Anyone accused of a crime in the jurisdiction of the court, which includes countries that are members of the ICC, can be tried. Only people, not countries, can be tried, and the ICC concentrates on those leaders and officials with the most responsibility. Ukraine has accepted ICC jurisdiction, and Putin could be indicted for previously ordering war crimes in Crimea although he would have to be present—which is unlikely. Because 39 countries requested the crimes, the ICC plans to look into alleged crimes in Ukraine since 2013. The ICC is also looking into crimes in Georgia and Syria. Conservatives will never approve joining ICC because they are afraid the U.S. will also be charged with crimes against humanity.

Russian President Vladimir Putin’s invasion is causing many Ukrainians to abandon Russia in both language and culture. His defense for attacking the country and killing as many Ukrainians a possible—that Ukraine is just a part of Russia—is disappearing in the rejection of “Russky Mir” or “Russian World.” Ukraine’s President Volodymyr Zelensky said that the Russian language is now associated with crimes, deportations, “explosions and killings” where Russian “has always been a part of everyday life.” He added that Russia is inadvertently doing everything to “ensure that de-Russification takes place” in Ukraine.
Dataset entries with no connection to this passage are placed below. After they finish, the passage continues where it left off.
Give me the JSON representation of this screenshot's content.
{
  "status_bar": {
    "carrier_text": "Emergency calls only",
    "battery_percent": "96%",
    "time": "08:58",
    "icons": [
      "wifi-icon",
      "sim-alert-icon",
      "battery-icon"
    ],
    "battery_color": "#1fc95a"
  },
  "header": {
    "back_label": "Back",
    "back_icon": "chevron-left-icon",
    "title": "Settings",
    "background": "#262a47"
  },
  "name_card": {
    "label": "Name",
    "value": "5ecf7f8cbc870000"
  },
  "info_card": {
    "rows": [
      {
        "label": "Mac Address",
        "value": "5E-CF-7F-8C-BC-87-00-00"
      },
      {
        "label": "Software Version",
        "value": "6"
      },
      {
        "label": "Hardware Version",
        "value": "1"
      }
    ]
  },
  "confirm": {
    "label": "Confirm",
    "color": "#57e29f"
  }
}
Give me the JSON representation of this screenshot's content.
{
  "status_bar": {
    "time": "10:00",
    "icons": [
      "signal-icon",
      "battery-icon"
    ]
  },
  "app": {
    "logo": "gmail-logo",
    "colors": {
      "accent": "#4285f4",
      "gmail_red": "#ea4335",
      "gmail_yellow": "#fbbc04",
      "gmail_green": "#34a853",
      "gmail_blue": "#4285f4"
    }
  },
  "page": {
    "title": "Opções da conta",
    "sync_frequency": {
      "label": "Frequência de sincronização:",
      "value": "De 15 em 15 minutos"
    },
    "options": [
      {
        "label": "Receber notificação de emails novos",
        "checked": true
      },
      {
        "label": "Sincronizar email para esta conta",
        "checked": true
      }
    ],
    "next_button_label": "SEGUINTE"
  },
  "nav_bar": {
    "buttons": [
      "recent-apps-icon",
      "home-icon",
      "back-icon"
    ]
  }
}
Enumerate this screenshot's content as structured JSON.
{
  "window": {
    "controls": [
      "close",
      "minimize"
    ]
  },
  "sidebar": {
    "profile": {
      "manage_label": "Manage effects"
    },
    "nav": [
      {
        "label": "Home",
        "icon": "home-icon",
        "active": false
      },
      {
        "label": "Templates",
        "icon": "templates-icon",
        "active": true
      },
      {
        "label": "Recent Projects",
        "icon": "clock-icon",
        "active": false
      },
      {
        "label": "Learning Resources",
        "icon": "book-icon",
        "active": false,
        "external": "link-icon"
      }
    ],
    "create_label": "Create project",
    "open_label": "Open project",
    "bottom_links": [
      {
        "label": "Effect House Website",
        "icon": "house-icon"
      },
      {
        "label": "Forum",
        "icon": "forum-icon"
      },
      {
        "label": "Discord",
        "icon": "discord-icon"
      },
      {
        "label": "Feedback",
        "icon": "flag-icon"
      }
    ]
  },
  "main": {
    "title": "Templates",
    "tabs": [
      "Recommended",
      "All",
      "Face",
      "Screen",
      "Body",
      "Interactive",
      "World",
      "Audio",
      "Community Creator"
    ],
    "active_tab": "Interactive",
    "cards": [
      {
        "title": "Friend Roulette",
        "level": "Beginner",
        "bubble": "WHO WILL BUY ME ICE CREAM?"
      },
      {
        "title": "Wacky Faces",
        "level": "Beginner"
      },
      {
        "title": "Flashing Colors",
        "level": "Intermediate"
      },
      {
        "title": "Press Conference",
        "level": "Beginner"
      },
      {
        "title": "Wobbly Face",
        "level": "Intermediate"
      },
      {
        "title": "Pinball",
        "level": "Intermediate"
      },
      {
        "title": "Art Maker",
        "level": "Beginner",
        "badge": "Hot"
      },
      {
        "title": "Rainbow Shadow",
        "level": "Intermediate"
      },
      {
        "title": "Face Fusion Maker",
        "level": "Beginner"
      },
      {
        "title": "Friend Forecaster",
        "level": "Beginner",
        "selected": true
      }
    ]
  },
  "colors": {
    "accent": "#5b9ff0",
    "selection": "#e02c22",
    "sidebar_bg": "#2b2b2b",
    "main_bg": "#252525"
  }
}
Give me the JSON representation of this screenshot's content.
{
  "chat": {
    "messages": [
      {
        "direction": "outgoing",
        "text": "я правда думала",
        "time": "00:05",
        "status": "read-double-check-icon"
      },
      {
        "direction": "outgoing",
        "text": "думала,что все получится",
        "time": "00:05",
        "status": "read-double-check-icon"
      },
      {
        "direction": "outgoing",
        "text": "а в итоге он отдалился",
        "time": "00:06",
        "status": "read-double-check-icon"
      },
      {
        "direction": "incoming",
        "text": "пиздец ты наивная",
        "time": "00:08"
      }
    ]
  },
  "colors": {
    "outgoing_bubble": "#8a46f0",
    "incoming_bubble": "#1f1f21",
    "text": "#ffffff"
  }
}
Russia is determined to flatten Ukraine’s buildings and kill its civilians. In the western city of Irpin, population 60,000, the mayor said Russian forces have damaged or destroyed over 70 percent of buildings: 115 buildings were completely destroyed, 698 were significantly damaged, and 187 were partially damaged.

Ukraine reported that Russian soldiers stole radioactive substances from two laboratories at Chernobyl and contaminated their military equipment through carelessness. The Chernobyl power station was the site of the world’s worst nuclear disaster in 1986. In the north, authorities found the remains of chemical weapons in Russian-occupied Bilka.

After European nations stocked up on gas from Russia, its gas giant Gazprom stopped all deliveries to Europe though the Yamal-Europe pipeline because Europe is limiting Russia’s access to the international financial system. UK’s economic sanctions on Russia also cuts off the country from Russian gas. Earlier this week, Russian oil and gas production fell below 10 million barrels per day from its previous 29 million barrels.   

Throughout the past 52 days, the people of Ukraine have displayed heart and courage. Rinat Akhmetov, owner of Mariupol’s steelwork factories and the country’ wealthiest man, praised Zelensky and said, “We will rebuild the entire Ukraine.”